“As redes CCTV, os sistemas de reconhecimento facial, as aplicações concebidas para capturar ou gravar mensagens privadas dos utilizadores e os sistemas que avaliam os padrões de estilo de vida e perfis comportamentais dos cidadãos fornecem colectivamente aos serviços de segurança da República Islâmica os meios para conduzir uma vigilância extensa e precisa da sua população”, afirma a análise.

Dito de outra forma, diz Mahdi Salemifar, da Holistic Resilience, simplesmente: “Eles querem um sistema centralizado para monitorar sua vida diária: monitoramento de estilo de vida”.

O NIN foi desenvolvido como um componente central dos mecanismos de controlo do regime iraniano e foi concebido para fornecer aplicações, serviços web e plataformas digitais específicos do Irão que monitorizam constantemente os cidadãos iranianos e controlam as informações a que têm acesso, ao mesmo tempo que dificultam a exportação de informações para a comunidade internacional. A NIN tem uma arquitectura isolacionista que também impede ligações de fora do Irão.

Mas os primeiros dias da interrupção da conectividade em Janeiro foram tão graves que o próprio NIN foi colocado offline e os websites do governo e os serviços domésticos foram interrompidos.

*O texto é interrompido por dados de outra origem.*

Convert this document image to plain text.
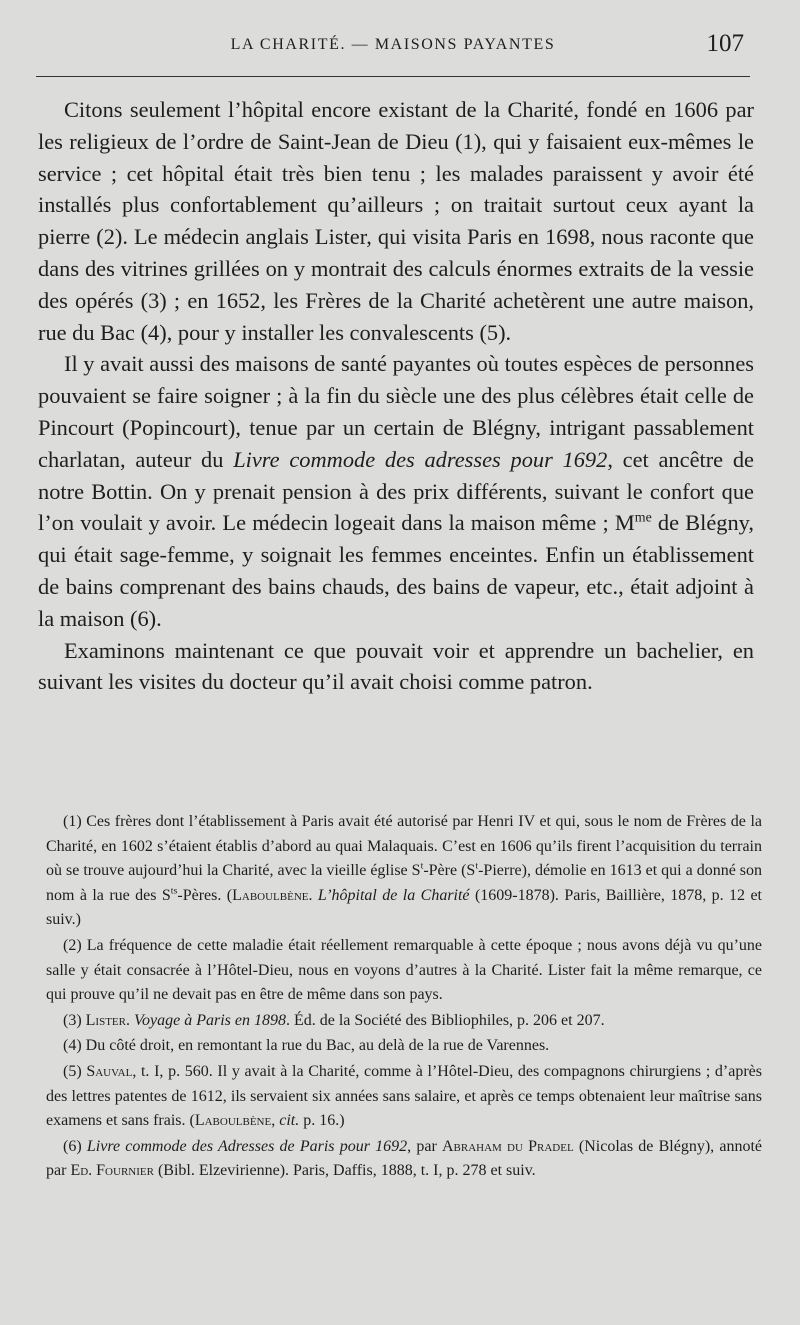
LA CHARITÉ. — MAISONS PAYANTES	107

Citons seulement l’hôpital encore existant de la Charité, fondé en 1606 par les religieux de l’ordre de Saint-Jean de Dieu (1), qui y faisaient eux-mêmes le service ; cet hôpital était très bien tenu ; les malades paraissent y avoir été installés plus confortablement qu’ailleurs ; on traitait surtout ceux ayant la pierre (2). Le médecin anglais Lister, qui visita Paris en 1698, nous raconte que dans des vitrines grillées on y montrait des calculs énormes extraits de la vessie des opérés (3) ; en 1652, les Frères de la Charité achetèrent une autre maison, rue du Bac (4), pour y installer les convalescents (5).

Il y avait aussi des maisons de santé payantes où toutes espèces de personnes pouvaient se faire soigner ; à la fin du siècle une des plus célèbres était celle de Pincourt (Popincourt), tenue par un certain de Blégny, intrigant passablement charlatan, auteur du Livre commode des adresses pour 1692, cet ancêtre de notre Bottin. On y prenait pension à des prix différents, suivant le confort que l’on voulait y avoir. Le médecin logeait dans la maison même ; $M^{me}$ de Blégny, qui était sage-femme, y soignait les femmes enceintes. Enfin un établissement de bains comprenant des bains chauds, des bains de vapeur, etc., était adjoint à la maison (6).

Examinons maintenant ce que pouvait voir et apprendre un bachelier, en suivant les visites du docteur qu’il avait choisi comme patron.

(1) Ces frères dont l’établissement à Paris avait été autorisé par Henri IV et qui, sous le nom de Frères de la Charité, en 1602 s’étaient établis d’abord au quai Malaquais. C’est en 1606 qu’ils firent l’acquisition du terrain où se trouve aujourd’hui la Charité, avec la vieille église $S^t$-Père $(S^t-Pierre)$, démolie en 1613 et qui a donné son nom à la rue des $S^{ts}$-Pères. (Laboulbène. L’hôpital de la Charité (1609-1878). Paris, Baillière, 1878, p. 12 et suiv.)

(2) La fréquence de cette maladie était réellement remarquable à cette époque ; nous avons déjà vu qu’une salle y était consacrée à l’Hôtel-Dieu, nous en voyons d’autres à la Charité. Lister fait la même remarque, ce qui prouve qu’il ne devait pas en être de même dans son pays.

(3) Lister. Voyage à Paris en 1898. Éd. de la Société des Bibliophiles, p. 206 et 207.

(4) Du côté droit, en remontant la rue du Bac, au delà de la rue de Varennes.

(5) Sauval, t. I, p. 560. Il y avait à la Charité, comme à l’Hôtel-Dieu, des compagnons chirurgiens ; d’après des lettres patentes de 1612, ils servaient six années sans salaire, et après ce temps obtenaient leur maîtrise sans examens et sans frais. (Laboulbène, cit. p. 16.)

(6) Livre commode des Adresses de Paris pour 1692, par Abraham du Pradel (Nicolas de Blégny), annoté par Ed. Fournier (Bibl. Elzevirienne). Paris, Daffis, 1888, t. I, p. 278 et suiv.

Os pesquisadores disseram à WIRED que não conseguiram se conectar a NINs, redes fixas ou mesmo a cartões SIM de acesso privilegiado.

“Muitas coisas aconteceram no Irão, mas este apagão não tem precedentes neste país, e penso que é provavelmente um dos maiores apagões de comunicações da história, não apenas no Irão”, disse Doug Madley, diretor de análise da Internet na empresa de monitorização Kentic.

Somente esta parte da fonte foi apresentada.